Aquades merupakan air hasil dari destilasi atau penyulingan, dapat

disebut juga dengan air murni (H2O), karena H2O hampir tidak mengandung

mineral, sedangkan air mineral merupakan pelarut yang universal. Air

merupakan pelarut yang sangat baik bagi molekul-molekul polar seperti

protein. Air dapat membentuk ikatan hidrogen yang sangat kuat dengan
32

senyawa protein karena protein memiliki atom nitrogen yang merupakan salah

satu atom pembentuk ikatan hydrogen. (Dewi, Dewanti, & Setyorini, 2016).

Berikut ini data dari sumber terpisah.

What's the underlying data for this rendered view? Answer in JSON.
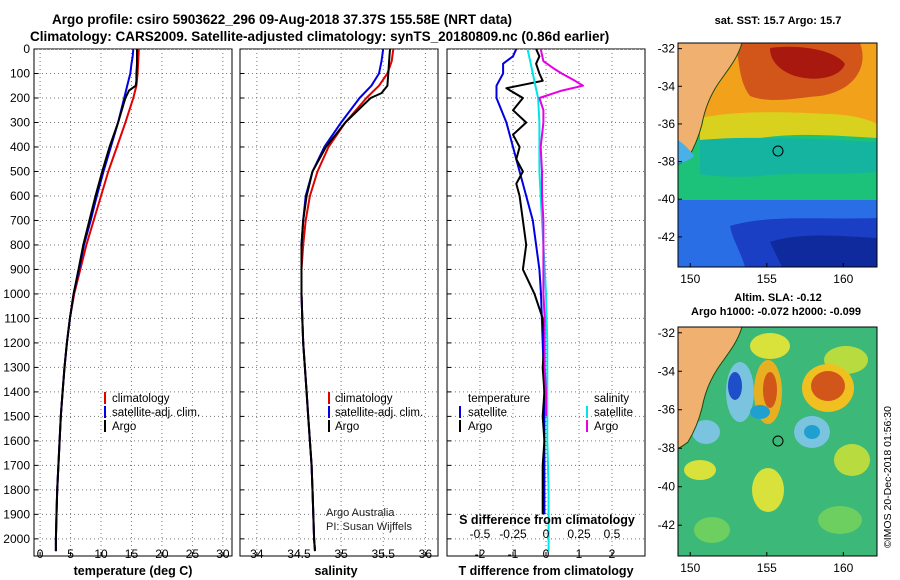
{
  "title_line1": "Argo profile: csiro 5903622_296 09-Aug-2018 37.37S 155.58E (NRT data)",
  "title_line2": "Climatology: CARS2009. Satellite-adjusted climatology: synTS_20180809.nc (0.86d earlier)",
  "credit_line1": "Argo Australia",
  "credit_line2": "PI: Susan Wijffels",
  "side_label": "©IMOS 20-Dec-2018 01:56:30",
  "colors": {
    "climatology": "#e00000",
    "satellite": "#0000e6",
    "argo": "#000000",
    "sat_salinity": "#00e5e5",
    "argo_salinity": "#e600e6"
  },
  "depth_axis": {
    "ticks": [
      "0",
      "100",
      "200",
      "300",
      "400",
      "500",
      "600",
      "700",
      "800",
      "900",
      "1000",
      "1100",
      "1200",
      "1300",
      "1400",
      "1500",
      "1600",
      "1700",
      "1800",
      "1900",
      "2000"
    ],
    "range": [
      0,
      2070
    ]
  },
  "chart_data": [
    {
      "type": "line",
      "name": "temperature",
      "xlabel": "temperature (deg C)",
      "xlim": [
        -1,
        31.5
      ],
      "xticks": [
        "0",
        "5",
        "10",
        "15",
        "20",
        "25",
        "30"
      ],
      "ylim": [
        2070,
        0
      ],
      "legend": {
        "placement": "center-left",
        "entries": [
          "climatology",
          "satellite-adj. clim.",
          "Argo"
        ]
      },
      "series": [
        {
          "name": "climatology",
          "color": "#e00000",
          "depth": [
            0,
            50,
            100,
            150,
            200,
            300,
            400,
            500,
            600,
            700,
            800,
            900,
            1000,
            1100,
            1200,
            1300,
            1400,
            1500,
            1600,
            1700,
            1800,
            1900,
            2000,
            2050
          ],
          "values": [
            16.2,
            16.1,
            16.0,
            15.8,
            15.3,
            14.0,
            12.6,
            11.2,
            10.0,
            8.8,
            7.6,
            6.6,
            5.6,
            4.9,
            4.4,
            4.0,
            3.7,
            3.4,
            3.2,
            3.0,
            2.8,
            2.7,
            2.6,
            2.6
          ]
        },
        {
          "name": "satellite-adj. clim.",
          "color": "#0000e6",
          "depth": [
            0,
            30,
            60,
            100,
            150,
            200,
            300,
            400,
            500,
            600,
            700,
            800,
            900,
            1000,
            1100,
            1200,
            1300,
            1400,
            1500,
            1600,
            1700,
            1800,
            1900,
            2000,
            2050
          ],
          "values": [
            15.3,
            15.2,
            15.0,
            14.8,
            14.3,
            13.8,
            12.8,
            11.6,
            10.4,
            9.3,
            8.3,
            7.2,
            6.4,
            5.5,
            4.9,
            4.4,
            4.0,
            3.7,
            3.4,
            3.2,
            3.0,
            2.8,
            2.7,
            2.6,
            2.6
          ]
        },
        {
          "name": "Argo",
          "color": "#000000",
          "depth": [
            0,
            20,
            60,
            100,
            130,
            150,
            170,
            200,
            300,
            400,
            500,
            600,
            700,
            800,
            900,
            1000,
            1100,
            1200,
            1300,
            1400,
            1500,
            1600,
            1700,
            1800,
            1900,
            2000,
            2050
          ],
          "values": [
            15.9,
            15.9,
            15.9,
            15.8,
            15.8,
            15.7,
            14.6,
            14.0,
            12.8,
            11.4,
            10.2,
            9.1,
            8.1,
            7.1,
            6.3,
            5.5,
            4.9,
            4.4,
            4.0,
            3.7,
            3.4,
            3.2,
            3.0,
            2.8,
            2.7,
            2.6,
            2.6
          ]
        }
      ]
    },
    {
      "type": "line",
      "name": "salinity",
      "xlabel": "salinity",
      "xlim": [
        33.8,
        36.15
      ],
      "xticks": [
        "34",
        "34.5",
        "35",
        "35.5",
        "36"
      ],
      "ylim": [
        2070,
        0
      ],
      "legend": {
        "placement": "center-right",
        "entries": [
          "climatology",
          "satellite-adj. clim.",
          "Argo"
        ]
      },
      "series": [
        {
          "name": "climatology",
          "color": "#e00000",
          "depth": [
            0,
            50,
            100,
            150,
            200,
            300,
            400,
            500,
            600,
            700,
            800,
            900,
            1000,
            1100,
            1200,
            1300,
            1400,
            1500,
            1600,
            1700,
            1800,
            1900,
            2000,
            2050
          ],
          "values": [
            35.62,
            35.6,
            35.55,
            35.45,
            35.3,
            35.05,
            34.85,
            34.72,
            34.63,
            34.58,
            34.55,
            34.53,
            34.53,
            34.54,
            34.55,
            34.57,
            34.59,
            34.61,
            34.63,
            34.65,
            34.66,
            34.67,
            34.68,
            34.69
          ]
        },
        {
          "name": "satellite-adj. clim.",
          "color": "#0000e6",
          "depth": [
            0,
            50,
            100,
            150,
            200,
            300,
            400,
            500,
            600,
            700,
            800,
            900,
            1000,
            1100,
            1200,
            1300,
            1400,
            1500,
            1600,
            1700,
            1800,
            1900,
            2000,
            2050
          ],
          "values": [
            35.5,
            35.48,
            35.45,
            35.36,
            35.22,
            35.0,
            34.8,
            34.66,
            34.58,
            34.55,
            34.53,
            34.53,
            34.53,
            34.54,
            34.55,
            34.57,
            34.59,
            34.61,
            34.63,
            34.65,
            34.66,
            34.67,
            34.68,
            34.69
          ]
        },
        {
          "name": "Argo",
          "color": "#000000",
          "depth": [
            0,
            50,
            100,
            150,
            180,
            200,
            300,
            400,
            500,
            600,
            700,
            800,
            900,
            1000,
            1100,
            1200,
            1300,
            1400,
            1500,
            1600,
            1700,
            1800,
            1900,
            2000,
            2050
          ],
          "values": [
            35.58,
            35.57,
            35.56,
            35.55,
            35.48,
            35.35,
            35.05,
            34.82,
            34.66,
            34.59,
            34.55,
            34.53,
            34.53,
            34.53,
            34.54,
            34.55,
            34.57,
            34.59,
            34.61,
            34.63,
            34.65,
            34.66,
            34.67,
            34.68,
            34.69
          ]
        }
      ]
    },
    {
      "type": "line",
      "name": "differences",
      "xlabel": "T difference from climatology",
      "xlabel_top": "S difference from climatology",
      "xlim": [
        -3,
        3
      ],
      "xticks": [
        "-2",
        "-1",
        "0",
        "1",
        "2"
      ],
      "sticks": [
        "-0.5",
        "-0.25",
        "0",
        "0.25",
        "0.5"
      ],
      "ylim": [
        2070,
        0
      ],
      "legend": {
        "placement": "center",
        "temperature_heading": "temperature",
        "salinity_heading": "salinity",
        "temperature_entries": [
          "satellite",
          "Argo"
        ],
        "salinity_entries": [
          "satellite",
          "Argo"
        ]
      },
      "series": [
        {
          "name": "temperature satellite",
          "color": "#0000e6",
          "depth": [
            0,
            30,
            60,
            100,
            150,
            200,
            300,
            400,
            500,
            600,
            700,
            800,
            900,
            1000,
            1200,
            1400,
            1600,
            1800,
            1900
          ],
          "values": [
            -0.9,
            -1.0,
            -1.3,
            -1.3,
            -1.5,
            -1.5,
            -1.2,
            -1.0,
            -0.8,
            -0.6,
            -0.4,
            -0.3,
            -0.2,
            -0.15,
            -0.1,
            -0.05,
            -0.05,
            -0.05,
            -0.05
          ]
        },
        {
          "name": "temperature Argo",
          "color": "#000000",
          "depth": [
            0,
            30,
            60,
            100,
            130,
            160,
            200,
            250,
            300,
            350,
            400,
            450,
            500,
            550,
            600,
            700,
            800,
            900,
            1000,
            1100,
            1200,
            1300,
            1400,
            1500,
            1600,
            1700,
            1800,
            1900
          ],
          "values": [
            -0.3,
            -0.2,
            -0.3,
            -0.2,
            -0.1,
            -1.2,
            -0.7,
            -1.0,
            -0.6,
            -1.0,
            -0.8,
            -0.9,
            -0.7,
            -0.9,
            -0.8,
            -0.7,
            -0.6,
            -0.7,
            -0.35,
            -0.1,
            -0.05,
            -0.1,
            -0.05,
            -0.1,
            -0.05,
            -0.1,
            -0.1,
            -0.1
          ]
        },
        {
          "name": "salinity satellite",
          "color": "#00e5e5",
          "depth": [
            0,
            50,
            100,
            150,
            200,
            300,
            400,
            500,
            600,
            700,
            800,
            900,
            1000,
            1200,
            1400,
            1600,
            1800,
            2000,
            2050
          ],
          "values": [
            -0.14,
            -0.12,
            -0.1,
            -0.08,
            -0.06,
            -0.05,
            -0.05,
            -0.05,
            -0.04,
            -0.03,
            -0.02,
            -0.01,
            0,
            0.01,
            0.01,
            0.01,
            0.02,
            0.02,
            0.02
          ]
        },
        {
          "name": "salinity Argo",
          "color": "#e600e6",
          "depth": [
            0,
            50,
            80,
            100,
            130,
            150,
            170,
            200,
            250,
            300,
            400,
            500,
            600,
            700,
            800,
            900,
            1000,
            1100,
            1200,
            1300,
            1400,
            1500
          ],
          "values": [
            -0.04,
            -0.02,
            0.06,
            0.12,
            0.22,
            0.28,
            0.12,
            -0.05,
            -0.02,
            -0.02,
            -0.04,
            -0.03,
            -0.03,
            -0.02,
            -0.02,
            -0.02,
            -0.02,
            -0.01,
            -0.01,
            -0.01,
            0,
            0
          ]
        }
      ]
    }
  ],
  "maps": [
    {
      "name": "sst-map",
      "title": "sat. SST: 15.7 Argo: 15.7",
      "lat_ticks": [
        "-32",
        "-34",
        "-36",
        "-38",
        "-40",
        "-42"
      ],
      "lon_ticks": [
        "150",
        "155",
        "160"
      ],
      "lat_range": [
        -31.7,
        -43.6
      ],
      "lon_range": [
        149.2,
        162.2
      ],
      "marker": {
        "lon": 155.58,
        "lat": -37.37
      }
    },
    {
      "name": "sla-map",
      "title": "Altim. SLA: -0.12",
      "subtitle": "Argo h1000: -0.072 h2000: -0.099",
      "lat_ticks": [
        "-32",
        "-34",
        "-36",
        "-38",
        "-40",
        "-42"
      ],
      "lon_ticks": [
        "150",
        "155",
        "160"
      ],
      "lat_range": [
        -31.7,
        -43.6
      ],
      "lon_range": [
        149.2,
        162.2
      ],
      "marker": {
        "lon": 155.58,
        "lat": -37.37
      }
    }
  ]
}
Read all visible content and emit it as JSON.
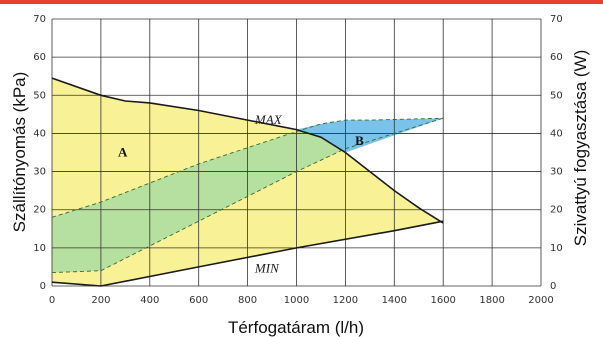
{
  "chart_data": {
    "type": "area",
    "xlabel": "Térfogatáram (l/h)",
    "ylabel": "Szállítónyomás (kPa)",
    "y2label": "Szivattyú fogyasztása (W)",
    "xlim": [
      0,
      2000
    ],
    "ylim": [
      0,
      70
    ],
    "y2lim": [
      0,
      70
    ],
    "x_ticks": [
      0,
      200,
      400,
      600,
      800,
      1000,
      1200,
      1400,
      1600,
      1800,
      2000
    ],
    "y_ticks": [
      0,
      10,
      20,
      30,
      40,
      50,
      60,
      70
    ],
    "grid": true,
    "curves": [
      {
        "name": "MAX",
        "x": [
          0,
          200,
          300,
          400,
          600,
          800,
          1000,
          1100,
          1200,
          1300,
          1400,
          1500,
          1600
        ],
        "y": [
          54.5,
          50,
          48.5,
          48,
          46,
          43.5,
          41,
          39,
          35,
          30,
          25,
          20.5,
          16.5
        ]
      },
      {
        "name": "MIN",
        "x": [
          0,
          200,
          600,
          1000,
          1400,
          1600
        ],
        "y": [
          1,
          0,
          5,
          10,
          14.5,
          17
        ]
      }
    ],
    "power_band": {
      "upper": {
        "x": [
          0,
          200,
          600,
          1000,
          1100,
          1200,
          1300,
          1600
        ],
        "y": [
          18,
          22,
          32,
          40.5,
          42.5,
          43.5,
          43.5,
          44
        ]
      },
      "lower": {
        "x": [
          0,
          200,
          600,
          1000,
          1200,
          1600
        ],
        "y": [
          3.5,
          4,
          17,
          30,
          36,
          44
        ]
      }
    },
    "regions": [
      {
        "name": "A",
        "x": 270,
        "y": 34
      },
      {
        "name": "B",
        "x": 1240,
        "y": 37
      }
    ],
    "colors": {
      "region_a": "#f9f196",
      "power_band": "#b6e0a0",
      "region_b": "#79c3ea",
      "curve": "#1a1a1a",
      "grid": "#333333",
      "top_bar": "#e8402a"
    }
  }
}
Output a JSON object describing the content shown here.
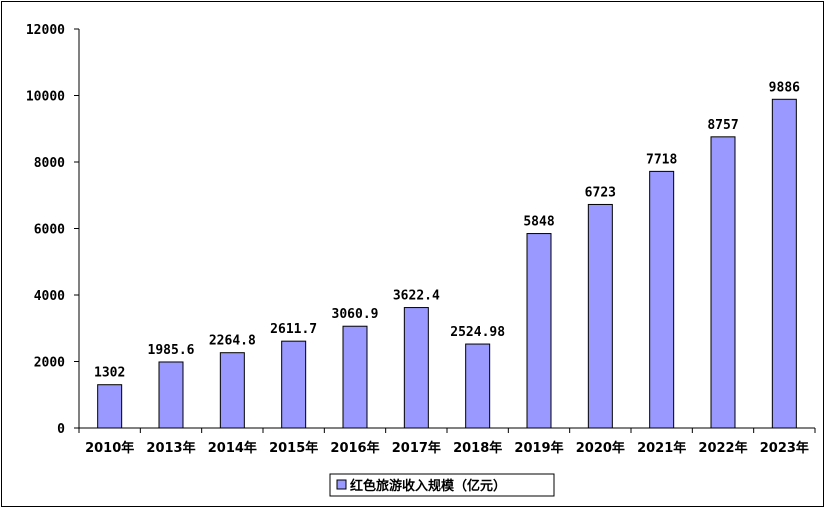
{
  "chart_data": {
    "type": "bar",
    "categories": [
      "2010年",
      "2013年",
      "2014年",
      "2015年",
      "2016年",
      "2017年",
      "2018年",
      "2019年",
      "2020年",
      "2021年",
      "2022年",
      "2023年"
    ],
    "series": [
      {
        "name": "红色旅游收入规模（亿元）",
        "values": [
          1302,
          1985.6,
          2264.8,
          2611.7,
          3060.9,
          3622.4,
          2524.98,
          5848,
          6723,
          7718,
          8757,
          9886
        ],
        "labels": [
          "1302",
          "1985.6",
          "2264.8",
          "2611.7",
          "3060.9",
          "3622.4",
          "2524.98",
          "5848",
          "6723",
          "7718",
          "8757",
          "9886"
        ]
      }
    ],
    "ylim": [
      0,
      12000
    ],
    "yticks": [
      0,
      2000,
      4000,
      6000,
      8000,
      10000,
      12000
    ],
    "ytick_labels": [
      "0",
      "2000",
      "4000",
      "6000",
      "8000",
      "10000",
      "12000"
    ],
    "grid": false,
    "legend_position": "bottom",
    "colors": {
      "bar_fill": "#9999ff",
      "bar_stroke": "#000000"
    }
  }
}
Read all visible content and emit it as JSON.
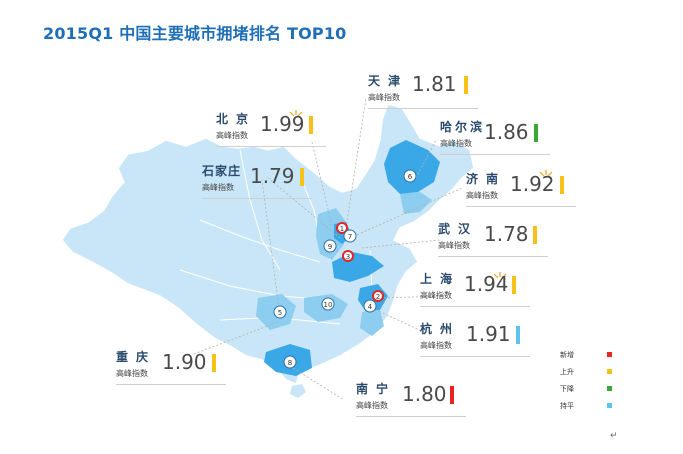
{
  "title": "2015Q1 中国主要城市拥堵排名 TOP10",
  "index_label": "高峰指数",
  "colors": {
    "new": "#e52521",
    "up": "#f5c11a",
    "down": "#3aa935",
    "flat": "#5bc3ec",
    "map_light": "#c8e6f7",
    "map_mid": "#8ccdf0",
    "map_dark": "#3aa8e6"
  },
  "cities": [
    {
      "name": "天津",
      "index": "1.81",
      "status": "up"
    },
    {
      "name": "北京",
      "index": "1.99",
      "status": "up"
    },
    {
      "name": "哈尔滨",
      "index": "1.86",
      "status": "down"
    },
    {
      "name": "石家庄",
      "index": "1.79",
      "status": "up"
    },
    {
      "name": "济南",
      "index": "1.92",
      "status": "up"
    },
    {
      "name": "武汉",
      "index": "1.78",
      "status": "up"
    },
    {
      "name": "上海",
      "index": "1.94",
      "status": "up"
    },
    {
      "name": "杭州",
      "index": "1.91",
      "status": "flat"
    },
    {
      "name": "重庆",
      "index": "1.90",
      "status": "up"
    },
    {
      "name": "南宁",
      "index": "1.80",
      "status": "new"
    }
  ],
  "pins": [
    "1",
    "2",
    "3",
    "4",
    "5",
    "6",
    "7",
    "8",
    "9",
    "10"
  ],
  "legend": [
    {
      "label": "新增",
      "status": "new"
    },
    {
      "label": "上升",
      "status": "up"
    },
    {
      "label": "下降",
      "status": "down"
    },
    {
      "label": "持平",
      "status": "flat"
    }
  ],
  "return_mark": "↵"
}
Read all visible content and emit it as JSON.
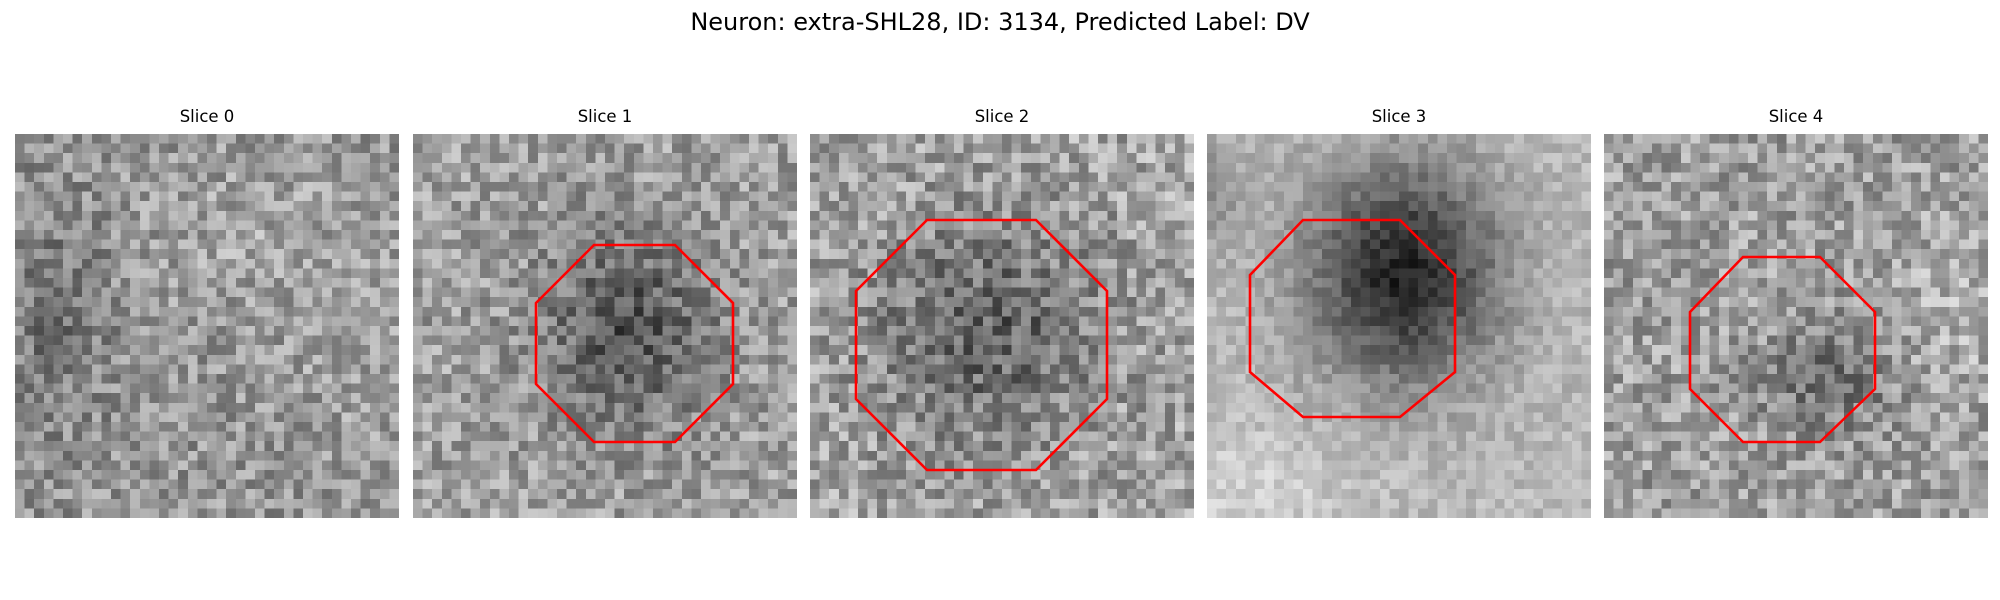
{
  "figure": {
    "title": "Neuron: extra-SHL28, ID: 3134, Predicted Label: DV",
    "outline_color": "#ff0000"
  },
  "slices": [
    {
      "label": "Slice 0",
      "has_outline": false
    },
    {
      "label": "Slice 1",
      "has_outline": true
    },
    {
      "label": "Slice 2",
      "has_outline": true
    },
    {
      "label": "Slice 3",
      "has_outline": true
    },
    {
      "label": "Slice 4",
      "has_outline": true
    }
  ]
}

Namun aquades atau air murni kurang baik digunakan untuk metode ekstraksi

dan maserasi karena memiliki kelemahan yaitu kurang stabil sebagai pelarut

dan kurang baik dalam melarutkan senyawa-senyawa yang kurang polar.

(Selvia & Dwita, 2015)

2.8 Penelitian Pendukung


Tanaman sambiloto memang sudah dikenal sebagai tanaman herbal di

seluruh penjuru dunia . Berdasarkan penelitian yang telah dilakukan

sebelumnya tanaman sambiloto khususnya pada bagian daun dapat

memberikan efek farmakologi sebagai anti oksidan, anti diabetik, anti fertilitas,

anti HIV-1, anti flu, anti adhesi intraperitonial, anti malaria, anti diare,

hepatoprotektif, koleretik, dan kolekinetik dan berdasarkan penelitian pula

menunjukkan bahwa andrographolide (senyawa terbanyak pada daun

sambiloto) dan senyawa lain yang terdapat pada sambiloto memiliki efek

toksisitas yang sangat rendah. (Widyawati, 2007). Selain itu daun sambiloto

memiliki efek sebagai anti mikroba. (Dey, Kumari, & Ota, 2013).

Penelitian mengenai ekstrak daun sambiloto sebagai anti mikroba telah

sering dilakukan dan terbukti bahwa ekstrak daun sambiloto memiliki efek

dalam menghambat pertumbuhan jamur maupun bakteri. Seperti halnya

beberapa penelitian yang pernah dilakukan oleh (Nugroho, Rahardianingtyas,

& Wianto, 2016) dengan metode dilusi test dengan konsentrasi 100%; 50%;
33

25%; 12,5%; 6,25%; 3,125%; 1,56%; 0,78%; 0,39%; 0,19% diperoleh

pengamatan hasil penelitian yang menunjukkan konsentrasi minimum yang

dapat membunuh Leptospira sp. yang ditandai dengan tidak ada bakteri

Leptospira sp. yang tumbuh atau terlihat adalah pada konsentrasi 1,56%.

Penelitian dengan menggunakan penurunan dari setengah konsentrasi

lebih jelas untuk melihat pengaruh ekstrak daun sambiloto dalam menghambat

pertumbuhan jamur maupun bakteri. (Nugroho, Rahardianingtyas, & Wianto,

2016). Penelitian lain tentang daun sambiloto terhadap pertumbuhan bakteri

bacillus cereus dan pseudomonas aeruginosa menunjukkan adanya kadar

hambat minimal pada konsentrasi 12,5%. (Nova, 2012).